Il y a le discours, ferme, d'Emmanuel Macron et du ministre de l'Intérieur Gérard Collomb. Et il y a la réalité d'après le Sénat. «[Le gouvernement] sera dans l'incapacité de tenir ses engagements en matière d'éloignement [des clandestins]», dénonce ainsi la Commission des lois du Sénat dans un avis du 23 novembre 2017 cité par Le Figaro. «Si le président de la République a annoncé, le 15 octobre 2017, son intention d'expulser les étrangers en situation irrégulière ayant commis un délit, son gouvernement n'y consacre pas les moyens nécessaires», déplore encore le président de cette même commission.
D'après l'avis, accablant, seuls 14 500 «éloignements forcés» (traduire : des expulsions de personnes en situation irrégulière en France) seraient ainsi budgétés dans la loi de finances de 2018. Soit moins que sous le mandat de François Hollande.
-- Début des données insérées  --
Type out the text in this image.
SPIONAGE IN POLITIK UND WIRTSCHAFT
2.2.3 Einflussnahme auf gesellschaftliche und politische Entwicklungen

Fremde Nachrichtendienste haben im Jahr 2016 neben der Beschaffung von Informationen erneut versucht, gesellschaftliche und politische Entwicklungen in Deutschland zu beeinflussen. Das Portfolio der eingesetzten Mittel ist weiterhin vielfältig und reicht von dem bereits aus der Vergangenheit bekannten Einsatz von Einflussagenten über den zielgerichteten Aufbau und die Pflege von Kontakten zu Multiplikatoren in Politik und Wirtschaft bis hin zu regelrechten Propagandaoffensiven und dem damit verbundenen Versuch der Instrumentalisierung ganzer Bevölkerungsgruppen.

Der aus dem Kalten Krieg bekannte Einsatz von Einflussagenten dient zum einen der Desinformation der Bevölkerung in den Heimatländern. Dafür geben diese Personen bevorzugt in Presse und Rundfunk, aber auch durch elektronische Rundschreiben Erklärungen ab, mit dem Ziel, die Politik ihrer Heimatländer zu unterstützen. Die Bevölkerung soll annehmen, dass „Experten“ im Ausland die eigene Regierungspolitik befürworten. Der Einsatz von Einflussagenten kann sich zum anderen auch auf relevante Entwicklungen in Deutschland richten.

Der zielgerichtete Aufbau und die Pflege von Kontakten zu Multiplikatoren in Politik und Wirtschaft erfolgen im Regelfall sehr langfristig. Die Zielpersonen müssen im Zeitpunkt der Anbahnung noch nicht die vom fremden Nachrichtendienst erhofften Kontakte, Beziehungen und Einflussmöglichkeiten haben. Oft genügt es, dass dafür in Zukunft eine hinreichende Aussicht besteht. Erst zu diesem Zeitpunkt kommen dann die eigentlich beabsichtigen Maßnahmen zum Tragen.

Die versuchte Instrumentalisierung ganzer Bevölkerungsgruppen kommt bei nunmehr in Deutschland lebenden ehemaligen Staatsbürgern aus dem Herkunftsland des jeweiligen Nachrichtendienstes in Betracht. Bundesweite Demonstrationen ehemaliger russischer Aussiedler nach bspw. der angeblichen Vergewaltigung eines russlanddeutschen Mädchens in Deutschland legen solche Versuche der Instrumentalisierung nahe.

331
Pour le sénateur Les Républicains (LR) du Rhône François-Noël Buffet, la lutte contre l'immigration clandestine est encore le «parent pauvre» du budget de l'Etat. «92 076 mesures d'éloignement ont été prononcées en 2016 et seules 18% d'entre elles ont été réellement exécutées [...] pour cette seule année 2016, 75 587 personnes se sont maintenues sur le territoire français malgré la mesure d'éloignement prononcée à leur encontre», a ainsi recensé, chiffres à l'appui le sénateur, cité par Le Figaro.
Double discours ?
Pourtant Emmanuel Macron, tout en se montrant attaché à l'accueil des réfugiés, a en même temps fait montre de fermeté le 21 novembre dernier. «En France on va protéger tous les gens qui relèvent de l'asile, qui ne sont pas en sécurité chez eux, mais on ne peut pas accueillir tous les gens qui viennent avec des visas de commerce ou d'étudiant et qui restent après», avait ainsi affirmé le chef de l'Etat lors d'une visite aux Restos du cœur.
Largement adoptée par les députés le 21 novembre 2017 en vote solennel, avec 356 voix pour et 175 contre, la première loi de finances du quinquennat d'Emmanuel Macron est arrivée au Sénat. Aussi, faute de majorité écrasante de La République en marche (LREM) dans la chambre haute du Parlement, contrairement à l'Assemblée nationale, les choses pourraient se compliquer.